Heartburn affects the majority of pregnant women, particularly in the second and third trimesters. Progesterone, which rises steadily throughout pregnancy, relaxes smooth muscle throughout the body. That includes the lower esophageal sphincter. With a weaker seal at the top of the stomach and a growing uterus compressing the abdomen from below, acid has both an easier path upward and more pressure pushing it there. Progesterone also slows the entire digestive process, keeping food in the stomach longer and increasing the window for reflux to occur.

Timing, Posture, and Nighttime Symptoms

Gravity is one of the most effective barriers against reflux. When you’re upright, acid has to travel upward against gravity to reach the esophagus. Lying down removes that advantage entirely, which is why heartburn often worsens at night. Eating within three hours of bedtime is one of the most consistent triggers for nighttime symptoms because your stomach hasn’t had enough time to empty before you go horizontal.

Large meals matter too, regardless of timing. A stomach stretched with food produces more acid and puts more pressure on the LES. Eating smaller, more frequent meals reduces both the volume and the pressure, giving the sphincter less to contend with. Tight clothing and bending over after eating can have a similar compressive effect, particularly if you’re already prone to reflux.

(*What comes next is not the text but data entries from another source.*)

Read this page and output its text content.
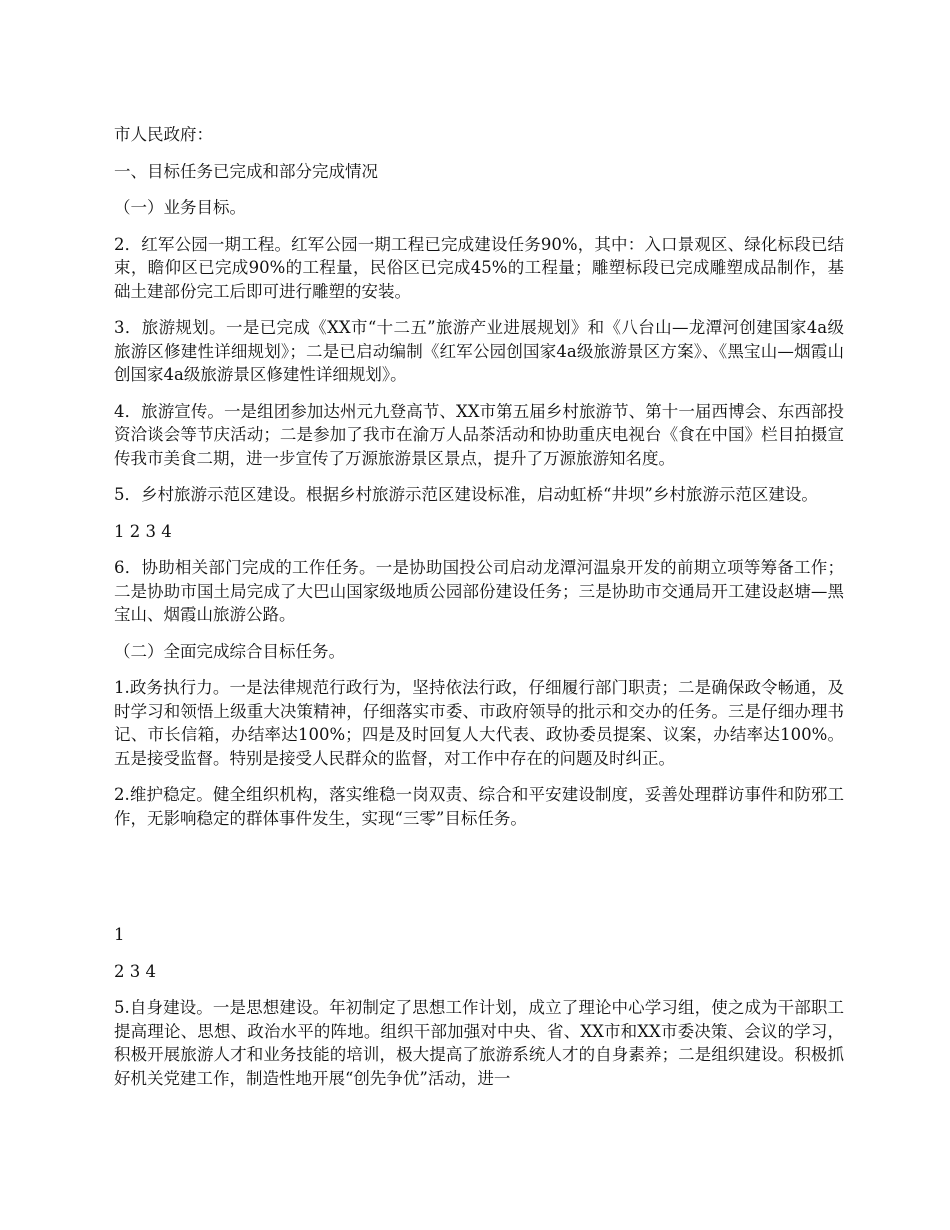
市人民政府：

一、目标任务已完成和部分完成情况

（一）业务目标。

2．红军公园一期工程。红军公园一期工程已完成建设任务90%，其中：入口景观区、绿化标段已结束，瞻仰区已完成90%的工程量，民俗区已完成45%的工程量；雕塑标段已完成雕塑成品制作，基础土建部份完工后即可进行雕塑的安装。

3．旅游规划。一是已完成《XX市“十二五”旅游产业进展规划》和《八台山—龙潭河创建国家4a级旅游区修建性详细规划》；二是已启动编制《红军公园创国家4a级旅游景区方案》、《黑宝山—烟霞山创国家4a级旅游景区修建性详细规划》。

4．旅游宣传。一是组团参加达州元九登高节、XX市第五届乡村旅游节、第十一届西博会、东西部投资洽谈会等节庆活动；二是参加了我市在渝万人品茶活动和协助重庆电视台《食在中国》栏目拍摄宣传我市美食二期，进一步宣传了万源旅游景区景点，提升了万源旅游知名度。

5．乡村旅游示范区建设。根据乡村旅游示范区建设标准，启动虹桥“井坝”乡村旅游示范区建设。

1 2 3 4

6．协助相关部门完成的工作任务。一是协助国投公司启动龙潭河温泉开发的前期立项等筹备工作；二是协助市国土局完成了大巴山国家级地质公园部份建设任务；三是协助市交通局开工建设赵塘—黑宝山、烟霞山旅游公路。

（二）全面完成综合目标任务。

1.政务执行力。一是法律规范行政行为，坚持依法行政，仔细履行部门职责；二是确保政令畅通，及时学习和领悟上级重大决策精神，仔细落实市委、市政府领导的批示和交办的任务。三是仔细办理书记、市长信箱，办结率达100%；四是及时回复人大代表、政协委员提案、议案，办结率达100%。五是接受监督。特别是接受人民群众的监督，对工作中存在的问题及时纠正。

2.维护稳定。健全组织机构，落实维稳一岗双责、综合和平安建设制度，妥善处理群访事件和防邪工作，无影响稳定的群体事件发生，实现“三零”目标任务。

1

2 3 4

5.自身建设。一是思想建设。年初制定了思想工作计划，成立了理论中心学习组，使之成为干部职工提高理论、思想、政治水平的阵地。组织干部加强对中央、省、XX市和XX市委决策、会议的学习，积极开展旅游人才和业务技能的培训，极大提高了旅游系统人才的自身素养；二是组织建设。积极抓好机关党建工作，制造性地开展“创先争优”活动，进一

Stress and Nervous System Sensitivity

Stress doesn’t directly increase stomach acid production in most people, but it amplifies how you perceive the symptoms. The gut and brain share an extensive nerve network, and when your nervous system is on high alert, signals from the stomach get turned up. People under chronic stress report more frequent and more severe heartburn and indigestion even when objective acid measurements haven’t changed. This is especially relevant in functional dyspepsia, where the stomach’s nerve sensitivity appears to be a core part of the problem rather than a side effect.

Smoking and Alcohol Together

Both tobacco and alcohol independently weaken the LES, increase stomach acidity, and slow digestion. Used together, their effects compound. Smoking also reduces saliva production, and saliva is mildly alkaline. Every time you swallow, saliva helps neutralize small amounts of acid that creep into the esophagus. With less saliva, those small exposures linger longer and do more damage to the esophageal lining over time.